El Premio Nobel de Literatura no establece ningún canon y si lo estableciera resultaría demasiado arbitrario para merecer alguna consideración. Entre los que han recibido tan renombrado galardón hay buenos escritores que siguen siendo prácticamente unos desconocidos más allá de su pequeño país y también escritores afamados con obras para el olvido que después de recibir el premio
Por hablar sólo de los últimos concedidos a la literatura castellana, se podría decir que Jorge Luis Borges es ya, irremediablemente, un injusto ausente; el concedido en 1990 a Octavio Paz, un premio merecido y el otorgado en 1989 a Camilo José Cela, rancio y literariamente anacrónico en la recta final del siglo XX. Lo mismo que una vez concedido a Gabriel García Márquez en 1982 hace tiempo que dejó de tener sentido el postular a Vargas Llosa. Pero esto, por supuesto, es todo completamente tan opinable y dudoso como el mencionado premio, que comenzó allá por el año 1901 prefiriendo tristemente a Sully Prudhomme frente a León Tolstoi.
Pero al margen de los numerosos criterios que cada cual puede emplear para confeccionar listas de ausentes, errores y aciertos, el jurado de tan prestigioso galardón ha convertido en imagen de marca una especie de snobismo irónico que, en cierta forma, desacraliza el premio, distanciándolo de los dictados del Top teneditorial y diferenciándolo de esos muchos otros certámenes en los que los galardonados son proclamados antes incluso de que el tribunal de méritos delibere. Después de todo, no deja de tener su punto de gracia que en un mundo como el actual en el que casi todo viene ya dado, el Nobel de Literatura conserve capacidades inagotables para la sorpresa y de nuevo el premio vaya a manos de una escritora casi desconocida. Más si además, por poner un ejemplo, en la sorpresa, de vez en cuando, se incluyen agradables hallazgos como el de la polaca Wislawa Szymborska en 1996.
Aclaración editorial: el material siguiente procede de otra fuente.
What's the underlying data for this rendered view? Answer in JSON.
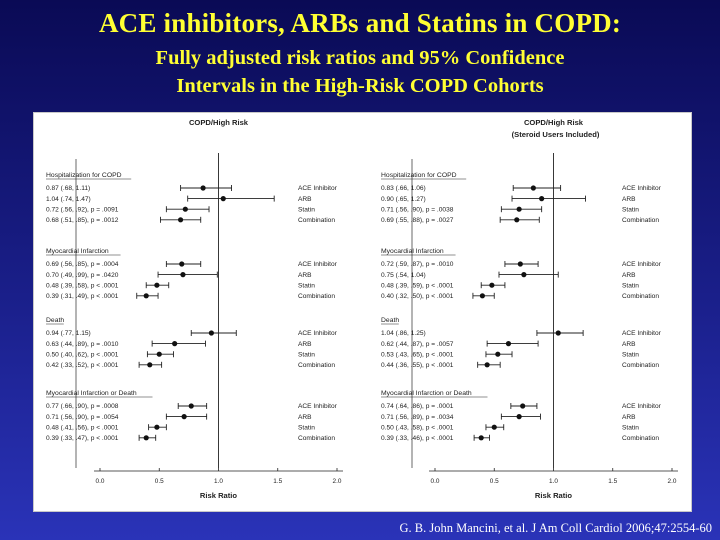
{
  "slide": {
    "title": "ACE inhibitors, ARBs and Statins in COPD:",
    "subtitle_line1": "Fully adjusted risk ratios and  95% Confidence",
    "subtitle_line2": "Intervals in the High-Risk COPD Cohorts",
    "citation": "G. B. John Mancini, et al. J Am Coll Cardiol 2006;47:2554-60"
  },
  "colors": {
    "background": "#1a1f8a",
    "title": "#ffff33",
    "panel": "#ffffff",
    "ink": "#222222"
  },
  "chart_data": [
    {
      "type": "forest",
      "title": "COPD/High Risk",
      "subtitle": "",
      "xlabel": "Risk Ratio",
      "xlim": [
        0.0,
        2.0
      ],
      "xticks": [
        "0.0",
        "0.5",
        "1.0",
        "1.5",
        "2.0"
      ],
      "reference_line": 1.0,
      "groups": [
        {
          "label": "Hospitalization for COPD",
          "rows": [
            {
              "treatment": "ACE Inhibitor",
              "text": "0.87 (.68, 1.11)",
              "rr": 0.87,
              "lo": 0.68,
              "hi": 1.11
            },
            {
              "treatment": "ARB",
              "text": "1.04 (.74, 1.47)",
              "rr": 1.04,
              "lo": 0.74,
              "hi": 1.47
            },
            {
              "treatment": "Statin",
              "text": "0.72 (.56, .92), p = .0091",
              "rr": 0.72,
              "lo": 0.56,
              "hi": 0.92
            },
            {
              "treatment": "Combination",
              "text": "0.68 (.51, .85), p = .0012",
              "rr": 0.68,
              "lo": 0.51,
              "hi": 0.85
            }
          ]
        },
        {
          "label": "Myocardial Infarction",
          "rows": [
            {
              "treatment": "ACE Inhibitor",
              "text": "0.69 (.56, .85), p = .0004",
              "rr": 0.69,
              "lo": 0.56,
              "hi": 0.85
            },
            {
              "treatment": "ARB",
              "text": "0.70 (.49, .99), p = .0420",
              "rr": 0.7,
              "lo": 0.49,
              "hi": 0.99
            },
            {
              "treatment": "Statin",
              "text": "0.48 (.39, .58), p < .0001",
              "rr": 0.48,
              "lo": 0.39,
              "hi": 0.58
            },
            {
              "treatment": "Combination",
              "text": "0.39 (.31, .49), p < .0001",
              "rr": 0.39,
              "lo": 0.31,
              "hi": 0.49
            }
          ]
        },
        {
          "label": "Death",
          "rows": [
            {
              "treatment": "ACE Inhibitor",
              "text": "0.94 (.77, 1.15)",
              "rr": 0.94,
              "lo": 0.77,
              "hi": 1.15
            },
            {
              "treatment": "ARB",
              "text": "0.63 (.44, .89), p = .0010",
              "rr": 0.63,
              "lo": 0.44,
              "hi": 0.89
            },
            {
              "treatment": "Statin",
              "text": "0.50 (.40, .62), p < .0001",
              "rr": 0.5,
              "lo": 0.4,
              "hi": 0.62
            },
            {
              "treatment": "Combination",
              "text": "0.42 (.33, .52), p < .0001",
              "rr": 0.42,
              "lo": 0.33,
              "hi": 0.52
            }
          ]
        },
        {
          "label": "Myocardial Infarction or Death",
          "rows": [
            {
              "treatment": "ACE Inhibitor",
              "text": "0.77 (.66, .90), p = .0008",
              "rr": 0.77,
              "lo": 0.66,
              "hi": 0.9
            },
            {
              "treatment": "ARB",
              "text": "0.71 (.56, .90), p = .0054",
              "rr": 0.71,
              "lo": 0.56,
              "hi": 0.9
            },
            {
              "treatment": "Statin",
              "text": "0.48 (.41, .56), p < .0001",
              "rr": 0.48,
              "lo": 0.41,
              "hi": 0.56
            },
            {
              "treatment": "Combination",
              "text": "0.39 (.33, .47), p < .0001",
              "rr": 0.39,
              "lo": 0.33,
              "hi": 0.47
            }
          ]
        }
      ]
    },
    {
      "type": "forest",
      "title": "COPD/High Risk",
      "subtitle": "(Steroid Users Included)",
      "xlabel": "Risk Ratio",
      "xlim": [
        0.0,
        2.0
      ],
      "xticks": [
        "0.0",
        "0.5",
        "1.0",
        "1.5",
        "2.0"
      ],
      "reference_line": 1.0,
      "groups": [
        {
          "label": "Hospitalization for COPD",
          "rows": [
            {
              "treatment": "ACE Inhibitor",
              "text": "0.83 (.66, 1.06)",
              "rr": 0.83,
              "lo": 0.66,
              "hi": 1.06
            },
            {
              "treatment": "ARB",
              "text": "0.90 (.65, 1.27)",
              "rr": 0.9,
              "lo": 0.65,
              "hi": 1.27
            },
            {
              "treatment": "Statin",
              "text": "0.71 (.56, .90), p = .0038",
              "rr": 0.71,
              "lo": 0.56,
              "hi": 0.9
            },
            {
              "treatment": "Combination",
              "text": "0.69 (.55, .88), p = .0027",
              "rr": 0.69,
              "lo": 0.55,
              "hi": 0.88
            }
          ]
        },
        {
          "label": "Myocardial Infarction",
          "rows": [
            {
              "treatment": "ACE Inhibitor",
              "text": "0.72 (.59, .87), p = .0010",
              "rr": 0.72,
              "lo": 0.59,
              "hi": 0.87
            },
            {
              "treatment": "ARB",
              "text": "0.75 (.54, 1.04)",
              "rr": 0.75,
              "lo": 0.54,
              "hi": 1.04
            },
            {
              "treatment": "Statin",
              "text": "0.48 (.39, .59), p < .0001",
              "rr": 0.48,
              "lo": 0.39,
              "hi": 0.59
            },
            {
              "treatment": "Combination",
              "text": "0.40 (.32, .50), p < .0001",
              "rr": 0.4,
              "lo": 0.32,
              "hi": 0.5
            }
          ]
        },
        {
          "label": "Death",
          "rows": [
            {
              "treatment": "ACE Inhibitor",
              "text": "1.04 (.86, 1.25)",
              "rr": 1.04,
              "lo": 0.86,
              "hi": 1.25
            },
            {
              "treatment": "ARB",
              "text": "0.62 (.44, .87), p = .0057",
              "rr": 0.62,
              "lo": 0.44,
              "hi": 0.87
            },
            {
              "treatment": "Statin",
              "text": "0.53 (.43, .65), p < .0001",
              "rr": 0.53,
              "lo": 0.43,
              "hi": 0.65
            },
            {
              "treatment": "Combination",
              "text": "0.44 (.36, .55), p < .0001",
              "rr": 0.44,
              "lo": 0.36,
              "hi": 0.55
            }
          ]
        },
        {
          "label": "Myocardial Infarction or Death",
          "rows": [
            {
              "treatment": "ACE Inhibitor",
              "text": "0.74 (.64, .86), p = .0001",
              "rr": 0.74,
              "lo": 0.64,
              "hi": 0.86
            },
            {
              "treatment": "ARB",
              "text": "0.71 (.56, .89), p = .0034",
              "rr": 0.71,
              "lo": 0.56,
              "hi": 0.89
            },
            {
              "treatment": "Statin",
              "text": "0.50 (.43, .58), p < .0001",
              "rr": 0.5,
              "lo": 0.43,
              "hi": 0.58
            },
            {
              "treatment": "Combination",
              "text": "0.39 (.33, .46), p < .0001",
              "rr": 0.39,
              "lo": 0.33,
              "hi": 0.46
            }
          ]
        }
      ]
    }
  ]
}
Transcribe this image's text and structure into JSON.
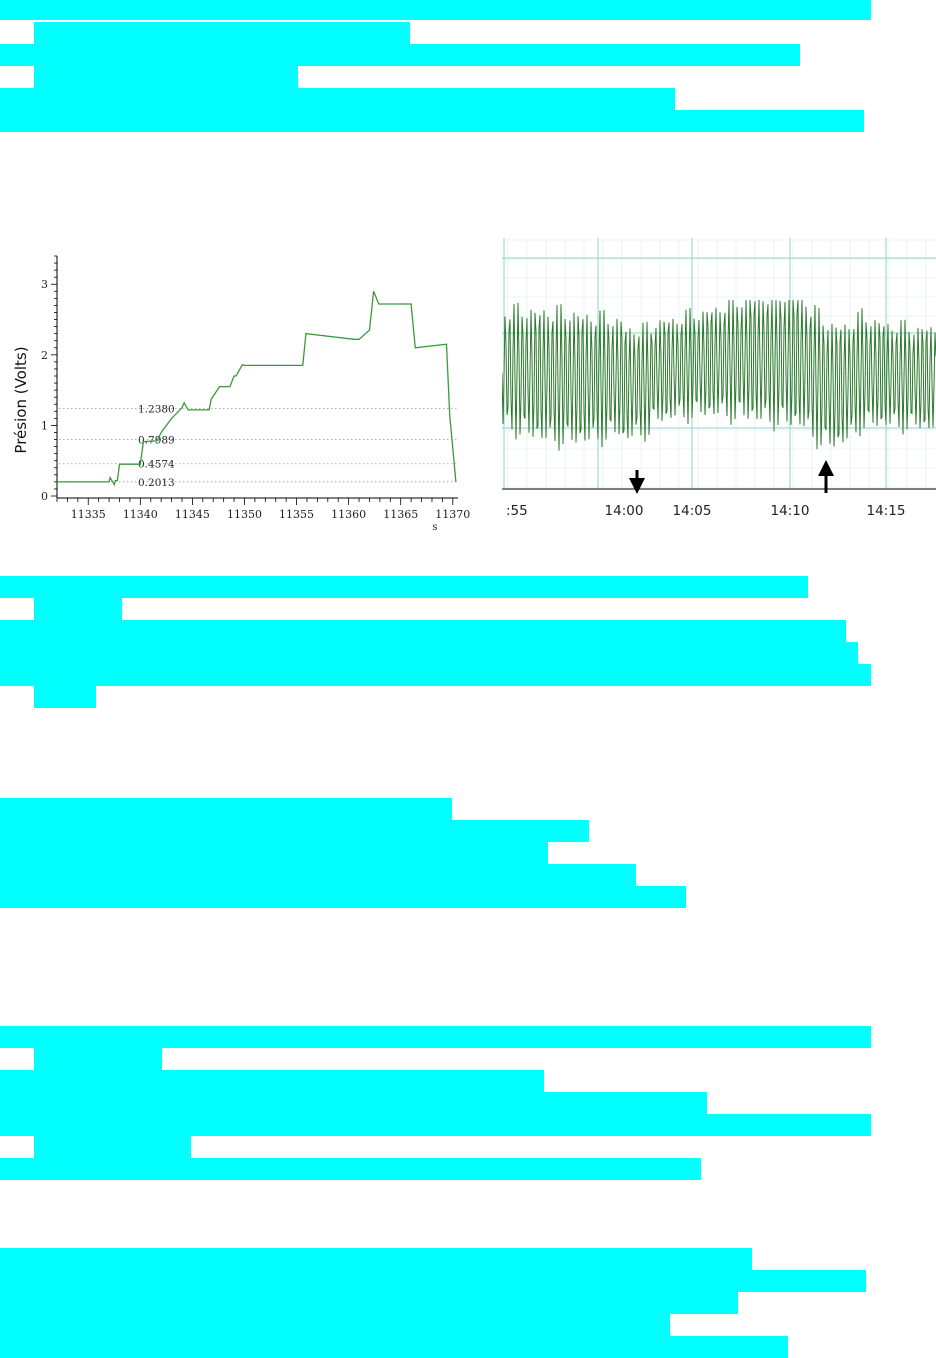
{
  "colors": {
    "redaction": "#00ffff",
    "trace_left": "#3a9a3a",
    "trace_right": "#2d7a2d",
    "grid_right": "#8fd4c4"
  },
  "chart_data": [
    {
      "type": "line",
      "xlabel": "s",
      "ylabel": "Présion (Volts)",
      "xlim": [
        11332,
        11370.5
      ],
      "ylim": [
        0,
        3.4
      ],
      "x_ticks": [
        "11335",
        "11340",
        "11345",
        "11350",
        "11355",
        "11360",
        "11365",
        "11370"
      ],
      "y_ticks": [
        "0",
        "1",
        "2",
        "3"
      ],
      "reference_lines": [
        {
          "value": 1.238,
          "label": "1.2380"
        },
        {
          "value": 0.7989,
          "label": "0.7989"
        },
        {
          "value": 0.4574,
          "label": "0.4574"
        },
        {
          "value": 0.2013,
          "label": "0.2013"
        }
      ],
      "series": [
        {
          "x": [
            11332,
            11337.0,
            11337.1,
            11337.5,
            11337.6,
            11337.8,
            11338.0,
            11340.0,
            11340.3,
            11341.6,
            11342.0,
            11343.0,
            11344.0,
            11344.2,
            11344.6,
            11346.6,
            11346.8,
            11347.6,
            11347.9,
            11348.6,
            11349.0,
            11349.2,
            11349.8,
            11350.0,
            11355.6,
            11355.9,
            11360.5,
            11361.0,
            11362.0,
            11362.4,
            11362.9,
            11365.5,
            11366.0,
            11366.4,
            11369.4,
            11369.7,
            11370.3
          ],
          "y": [
            0.2,
            0.2,
            0.26,
            0.16,
            0.22,
            0.22,
            0.45,
            0.45,
            0.77,
            0.78,
            0.9,
            1.1,
            1.25,
            1.32,
            1.22,
            1.22,
            1.37,
            1.55,
            1.55,
            1.55,
            1.7,
            1.7,
            1.86,
            1.85,
            1.85,
            2.3,
            2.22,
            2.22,
            2.35,
            2.9,
            2.72,
            2.72,
            2.72,
            2.1,
            2.15,
            1.15,
            0.2
          ]
        }
      ]
    },
    {
      "type": "line",
      "x_ticks": [
        ":55",
        "14:00",
        "14:05",
        "14:10",
        "14:15"
      ],
      "markers": [
        {
          "x": "14:02",
          "direction": "down"
        },
        {
          "x": "14:12",
          "direction": "up"
        }
      ]
    }
  ]
}
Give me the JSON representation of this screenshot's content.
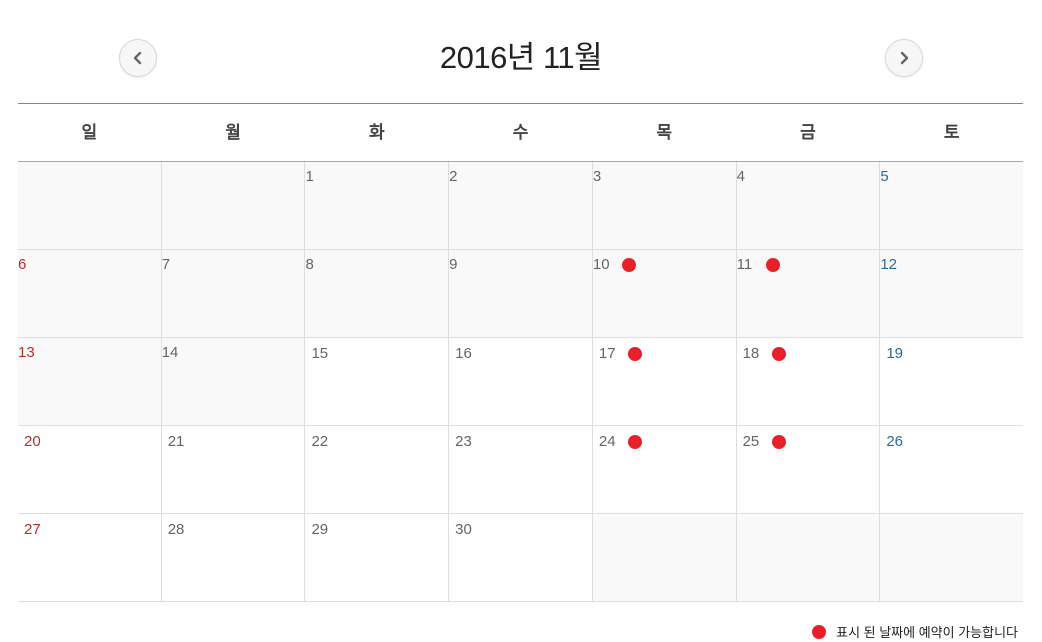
{
  "calendar": {
    "title": "2016년 11월",
    "weekdays": [
      "일",
      "월",
      "화",
      "수",
      "목",
      "금",
      "토"
    ],
    "weeks": [
      [
        null,
        null,
        "1",
        "2",
        "3",
        "4",
        "5"
      ],
      [
        "6",
        "7",
        "8",
        "9",
        "10",
        "11",
        "12"
      ],
      [
        "13",
        "14",
        "15",
        "16",
        "17",
        "18",
        "19"
      ],
      [
        "20",
        "21",
        "22",
        "23",
        "24",
        "25",
        "26"
      ],
      [
        "27",
        "28",
        "29",
        "30",
        null,
        null,
        null
      ]
    ],
    "available_days": [
      "10",
      "11",
      "17",
      "18",
      "24",
      "25"
    ],
    "past_days_through": "14"
  },
  "legend": {
    "text": "표시 된 날짜에 예약이 가능합니다"
  },
  "icons": {
    "prev": "chevron-left-icon",
    "next": "chevron-right-icon",
    "marker": "available-dot-icon"
  },
  "colors": {
    "available": "#e8202a",
    "sunday": "#b8312f",
    "saturday": "#2e6a99"
  }
}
Como afirmara la misma Szymborska en su discurso de recepción del Premio en Estocolmo: Nos sorprende lo que se sale de una norma conocida y ampliamente aceptada, de alguna incuestionabilidad a la que estamos acostumbrados. Pero he aquí que este mundo incuestionable no existe en absoluto. Nuestra sorpresa tiene vida propia y no resulta de la comparación con nada.
La galardonada de este año, como ya todo el mundo conoce, ha sido la austriaca Elfriede Jelinek. Una Jelinek que tras comunicársele el premio decía redundando en la sorpresa: "Por supuesto que me alegro, no tiene sentido negarlo, pero siento en realidad más desesperación que alegría. No me siento preparada como persona para hacer frente a la opinión pública, me siento amenazada". Y ya sólo por esta respuesta a mí, al menos, me dan de ganas de dar la bienvenida a la sorpresa y probar en la lectura si, además de suerte, hay vida propia en el hallazgo.